The Court balanced the “shared parental intent” with the “acclimatization of the child,” in reaching its determination. See Whiting, 391 F.3d at 546. Finally, because R.S. was three years old, the Court considered both the “very young child” standard articulated in Karkkainen, and the acclimatization factors it considered for D.S. As with M.S., there was a shared parental intent for R.S. to remain in New Jersey for at least a limited period of time. Turning to the acclimatization factors, considering R.S.’s young age and her rapid acclimation to an educational environment where she was able to speak the language, the Court found R.S. had developed a set routine and acquired a sense of environmental normalcy. Due to these factors, the Court found R.S.’s habitual residence on August 22, 2019 was New Jersey.

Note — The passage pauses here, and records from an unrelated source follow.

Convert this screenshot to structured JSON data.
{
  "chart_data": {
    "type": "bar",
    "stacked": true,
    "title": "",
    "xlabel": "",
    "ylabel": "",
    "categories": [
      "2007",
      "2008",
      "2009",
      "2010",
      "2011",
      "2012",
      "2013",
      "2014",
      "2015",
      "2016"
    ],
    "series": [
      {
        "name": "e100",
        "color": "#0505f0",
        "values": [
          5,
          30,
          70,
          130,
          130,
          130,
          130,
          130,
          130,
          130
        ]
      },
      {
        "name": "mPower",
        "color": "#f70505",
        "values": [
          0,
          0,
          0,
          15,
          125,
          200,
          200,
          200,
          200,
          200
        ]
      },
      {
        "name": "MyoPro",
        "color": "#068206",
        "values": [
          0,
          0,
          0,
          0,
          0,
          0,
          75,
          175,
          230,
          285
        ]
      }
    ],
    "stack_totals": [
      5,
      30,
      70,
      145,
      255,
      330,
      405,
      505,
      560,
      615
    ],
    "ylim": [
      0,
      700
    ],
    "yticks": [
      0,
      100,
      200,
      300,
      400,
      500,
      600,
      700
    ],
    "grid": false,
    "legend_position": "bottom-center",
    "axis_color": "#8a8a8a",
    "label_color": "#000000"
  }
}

The Court weighed both the evidence of shared parental intent and the acclimatization of the Minor Children, and found the Minor Children were habitually resident in New Jersey on August 22, 2019. Because the Court found the Minor Children were habitually resident in New Jersey on the date of the alleged retention, the Court found Petitioner’s custody rights were not breached and, therefore, the retention was not wrongful under the Hague Convention. The Court held the Minor Children were not wrongfully retained by Respondent in New Jersey. Because M.S. was not wrongfully removed and because the Minor Children were not wrongfully retained, the Court, denied the Petition.